Puis il a compris que ça n’étaient pas ses salades qui allaient me retenir ; maintenant il était trop tard, j’avais franchi la marge et je ne pouvais plus rien pour lui. Mon sens moral s’était refermé brutalement. Je n’étais plus que la volonté meurtrière chargée de mouvoir cette lame. Et cette lame que j’avais aiguisée avec patience me prolongeait. Elle faisait partie de mon être. C’était quelque chose de semblable à l’ergot d’un coq de combat.

Robbie a empoigné une chaise ancienne, lourde d’apparence. Mais ce gars-là était très fort et il la maniait comme si c’eût été une badine de jonc.

— Gaffe à ta peau, Robbie, j’ai dit d’une voix que la haine rendait chaude. Gaffe à ta peau, mon grand… Tu n’auras pas assez de tes deux mains pour te retenir les tripes dans un moment.

Il a rompu brusquement afin de prendre du recul, puis il a balanstiqué sa chaise dans ma direction.
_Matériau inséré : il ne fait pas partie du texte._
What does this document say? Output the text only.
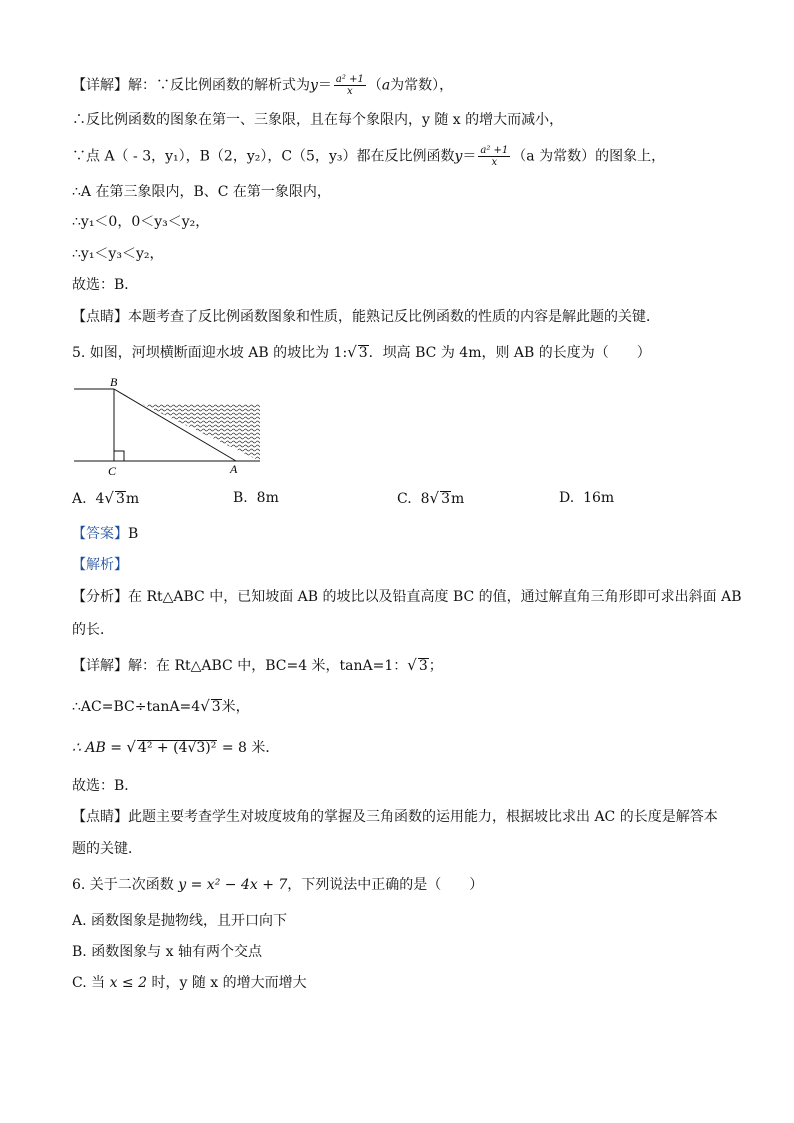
【详解】解：∵反比例函数的解析式为$y= \frac{\text{a² +1}}{x} (a$为常数），
∴反比例函数的图象在第一、三象限，且在每个象限内，y 随 x 的增大而减小，
∵点 A（ - 3，y₁），B（2，y₂），C（5，y₃）都在反比例函数$y= \frac{\text{a² +1}}{x} (a$ 为常数）的图象上，
∴A 在第三象限内，B、C 在第一象限内，
∴y₁＜0，0＜y₃＜y₂，
∴y₁＜y₃＜y₂，
故选：B．
【点睛】本题考查了反比例函数图象和性质，能熟记反比例函数的性质的内容是解此题的关键．
5. 如图，河坝横断面迎水坡 AB 的坡比为 1:√ 3．坝高 BC 为 4m，则 AB 的长度为（　　）
B
C	A
A. 4√ 3m	B. 8m	C. 8√ 3m	D. 16m
【答案】B
【解析】
【分析】在 Rt△ABC 中，已知坡面 AB 的坡比以及铅直高度 BC 的值，通过解直角三角形即可求出斜面 AB
的长．
【详解】解：在 Rt△ABC 中，BC=4 米，tanA=1：√ 3；
∴AC=BC÷tanA=4√ 3米，
∴ AB = √ 4² + (4√3)² = 8 米．
故选：B．
【点睛】此题主要考查学生对坡度坡角的掌握及三角函数的运用能力，根据坡比求出 AC 的长度是解答本
题的关键．
6. 关于二次函数 y = x² − 4x + 7，下列说法中正确的是（　　）
A. 函数图象是抛物线，且开口向下
B. 函数图象与 x 轴有两个交点
C. 当 x ≤ 2 时，y 随 x 的增大而增大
Je l’aurais prise dans la terrine, ma coquille volait en éclats ! Il s’en est fallu d’une fraction de seconde. J’ai vu radiner la chaise droit sur ma hure. J’ai baissé la tête. Ça a sifflé à mes manettes. Puis la chaise est allée se fracasser contre le mur.

J’ai balancé un coup de sabord par-dessus mon épaule. Emma se tenait droite et pâle près de la lourde. Si elle avait voulu se barrer elle l’aurait pu. Mais elle n’avait pas idée de le faire… ou bien elle ne voulait pas. Peut-être qu’elle aimait les émotions fortes, cette chère âme, et qu’elle en avait classe de voir des bagarres seulement dans les westerns !

Robbie les avait plutôt maigres à cette heure ! Il a cherché désespérément une autre chaise, mais il n’y en avait plus dans le coin où il se trouvait. Alors, courageusement, il a foncé, décrivait de violents moulinets avec ses deux bras. C’était bien pensé. J’ai voulu esquiver, mais pas assez vite cette fois, et un macaron d’une tonne m’est arrivé en direct sur la tempe droite. J’en ai eu la tronche fêlée. Un court instant je ne me suis souvenu de rien, ni qui j’étais, ni où je me trouvais, et ni pourquoi ne m’y trouvais… Une autre prune a obtenu la communication avec mon nez. Ça a été comme un choc en retour. La douleur m’a tiré de ma léthargie. J’ai lancé mon bras armé en avant. Il n’a rencontré que le vide. A charge de revanche, Robbie m’a dépêché un crochet que ma maladresse précisément m’a permis d’esquiver et qui l’a fait basculer en avant.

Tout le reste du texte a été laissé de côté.